There’s this one old birch that’s become something of an un-realised obsession for me. Obsession, because I think about photographing it almost every day – the birch is visible from the road so I see it on my way to work, and I see it on my way back home. And un-realised, because I’ve only over tried to shoot it once, many years ago.
So why I am not trying again, and again? Because I can’t decide what to do with it. Do I need sunlight or overcast weather? Sunrise or sunset? Noon? Summer with green leaves, or autumn with yellow leaves, or no leaves at all?

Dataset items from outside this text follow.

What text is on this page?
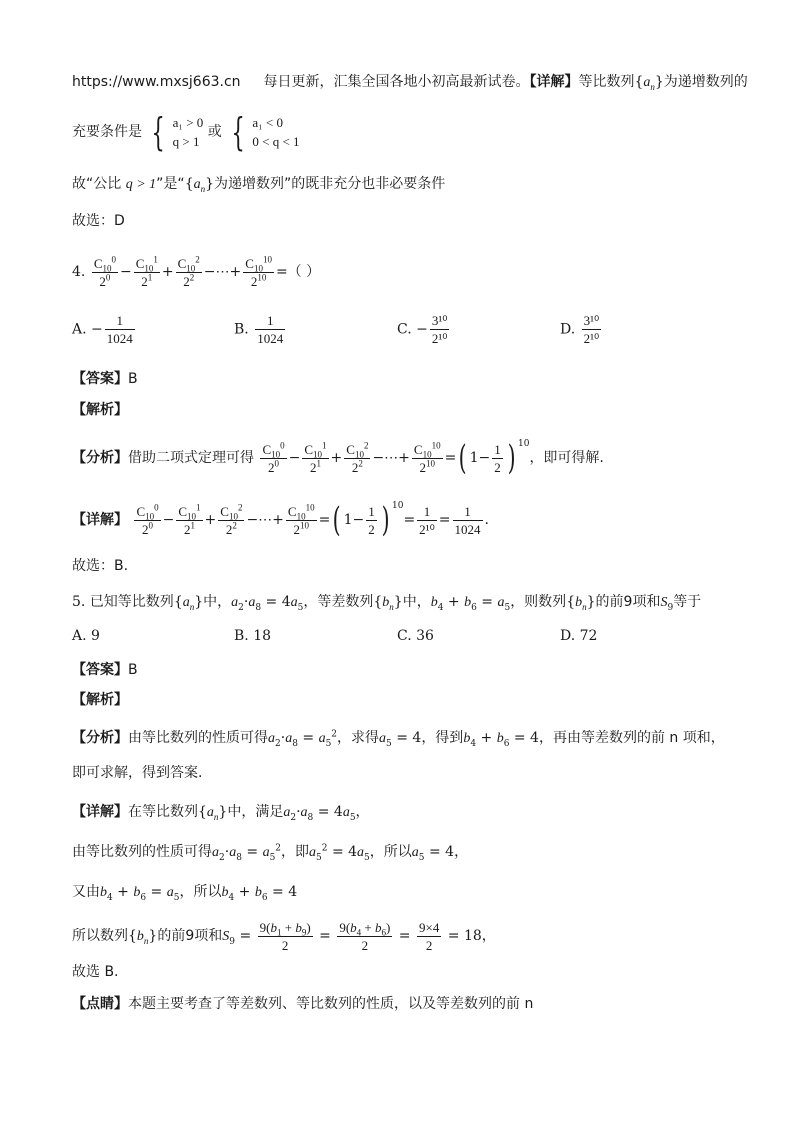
https://www.mxsj663.cn 每日更新，汇集全国各地小初高最新试卷。【详解】等比数列$\{a_n\}$为递增数列的
充要条件是 { a₁ > 0
q > 1
或 { a₁ < 0
0 < q < 1
故“公比 q > 1”是“$\{a_n\}$为递增数列”的既非充分也非必要条件
故选：D
4. $\frac{C_{10}^0}{2^0} - \frac{C_{10}^1}{2^1} + \frac{C_{10}^2}{2^2}$ −⋯+ $\frac{C_{10}^{10}}{2^{10}}$ =（ ）
A. − $\frac{1}{1024}$	B. $\frac{1}{1024}$	C. − $\frac{\text{3¹⁰}}{\text{2¹⁰}}$	D. $\frac{\text{3¹⁰}}{\text{2¹⁰}}$
【答案】B
【解析】
【分析】借助二项式定理可得 $\frac{C_{10}^0}{2^0} - \frac{C_{10}^1}{2^1} + \frac{C_{10}^2}{2^2}$ −⋯+ $\frac{C_{10}^{10}}{2^{10}}$ =( $1- \frac{1}{2}$ ) $^{10}$，即可得解.
【详解】 $\frac{C_{10}^0}{2^0} - \frac{C_{10}^1}{2^1} + \frac{C_{10}^2}{2^2}$ −⋯+ $\frac{C_{10}^{10}}{2^{10}}$ =( $1- \frac{1}{2}$ ) $^{10}= \frac{1}{\text{2¹⁰}} = \frac{1}{1024}$ .
故选：B.
5. 已知等比数列$\{a_n\}$中，$a_2\cdot a_8 = 4a_5$，等差数列$\{b_n\}$中，$b_4 + b_6 = a_5$，则数列$\{b_n\}$的前9项和$S_9$等于
A. 9	B. 18	C. 36	D. 72
【答案】B
【解析】
【分析】由等比数列的性质可得$a_2\cdot a_8 = a_5^2$，求得$a_5 = 4$，得到$b_4 + b_6 = 4$，再由等差数列的前 n 项和，
即可求解，得到答案.
【详解】在等比数列$\{a_n\}$中，满足$a_2\cdot a_8 = 4a_5$，
由等比数列的性质可得$a_2\cdot a_8 = a_5^2$，即$a_5^2 = 4a_5$，所以$a_5 = 4$，
又由$b_4 + b_6 = a_5$，所以$b_4 + b_6 = 4$
所以数列$\{b_n\}$的前9项和$S_9 = \frac{9(b_1 + b_9)}{2} = \frac{9(b_4 + b_6)}{2} = \frac{9\times 4}{2} = 18$，
故选 B.
【点睛】本题主要考查了等差数列、等比数列的性质，以及等差数列的前 n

I was going to go somewhere else today, but things happened and I thought I might as well drive there and take a closer look at the tree to scout for the best angle. It’s not easy, because this is young pine forest and although the birch does stand out well from the distance, it’s really hard to find an unobstructed angle somewhere closer. There are some big rocks in the area and climbing on top of them solves part of the problem, but you’ll always have some pines sticking in the frame.
But there’s more to this place than the one birch. All the mosses, lichens, rocks, fallen and burned trees… I don’t know why I don’t visit the place more often. I guess I’m bothered by El tenedor del diablo.
El tenedor del diablo, The Devil’s Fork, is from the film Romancing the Stone. It’s one of my favourite films and although there’s nothing fork-like about this birch, it was the first thing I thought of when I saw the tree and the name stuck. A devilish subject, for sure – and maybe that’s the clue to how I should shoot it: dark ominous clouds, no leaves. I think I have a November date with the Devil’s Fork.